Why Botchamania When So Many Alternatives Exist?
Colette’s too busy figuring out which streaming services have Citizen Cohn on to possible add “alright, we understand Botchamania has been going on for a while and you used to be relevant but now everyone mocks wrestling, and there’s like a dozen botch accounts on Twitter for AEW, so don’t you feel like the last VHS in Oxfam?”
That’s a good point Colette. I feel the recent trend in weaponizing botches to show how bad a wrestler or company is a fascinatingly bizarre way of looking at a regular occurrence in wrestling.

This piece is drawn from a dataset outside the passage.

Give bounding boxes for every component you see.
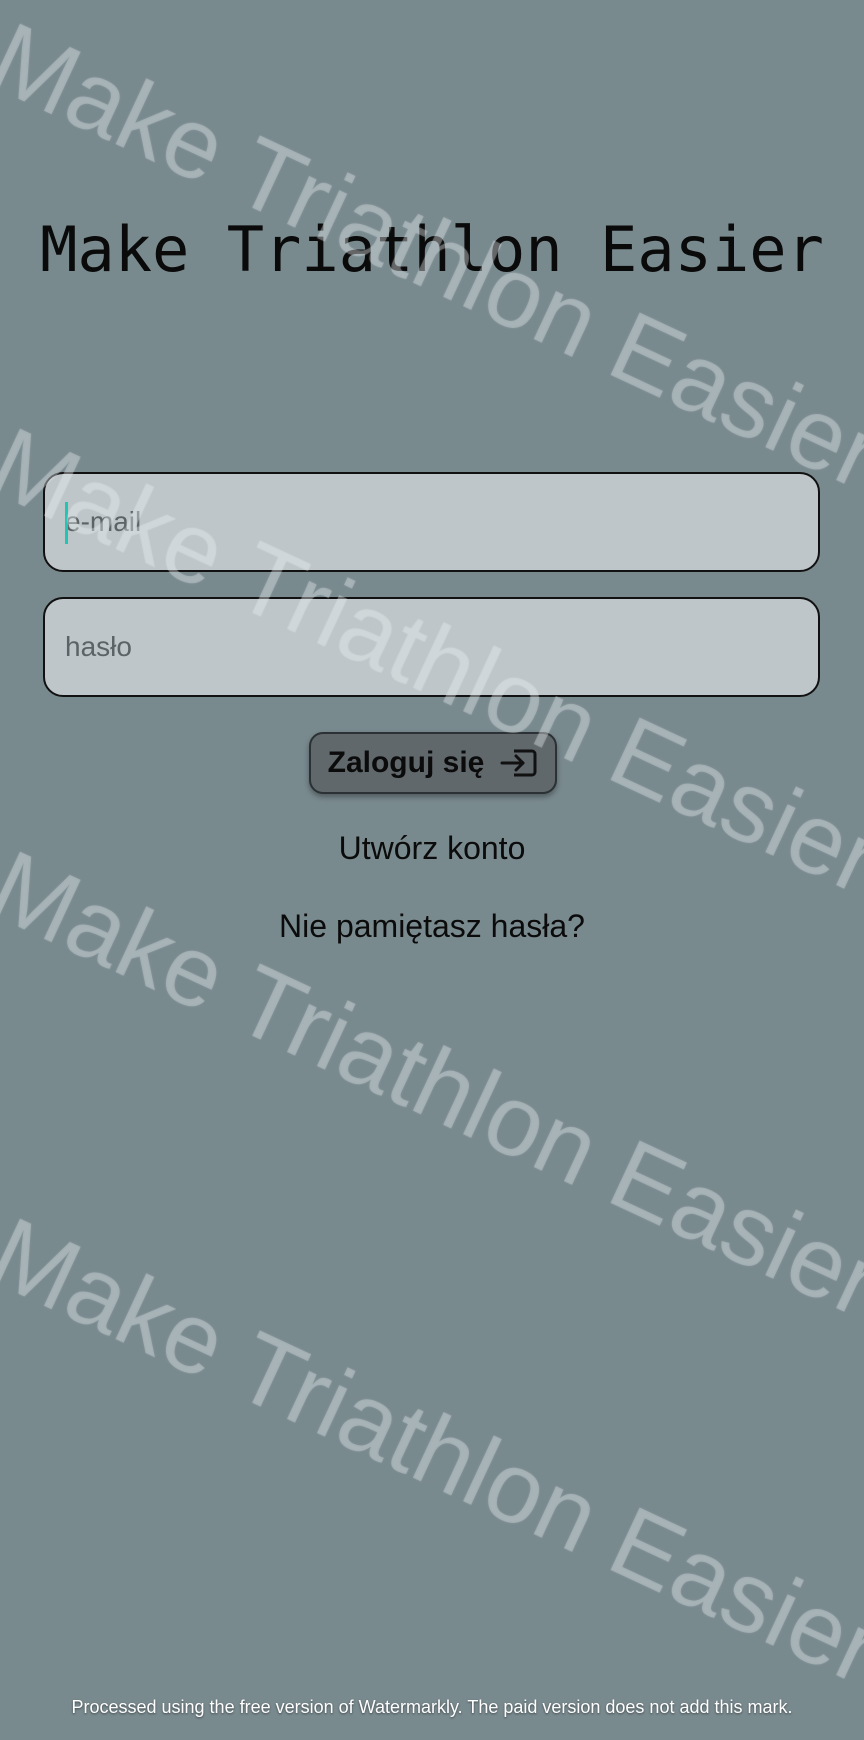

So I stay to help fill the gap for people who are quite happy to point and laugh with the wrestlers and not take them too seriously, because once you’ve seen Bret Hart botch you should realise that none of these mistakes mean anything.
And I’d rather have ten people watching my videos than have a thousand that think anyone’s better than Bret.
So if you’re one of those ten: hope you’re still having fun watching them, still enjoying wrestling and still have a favourite Simpsons episode.
Thanks for reading and long live Fanfyte.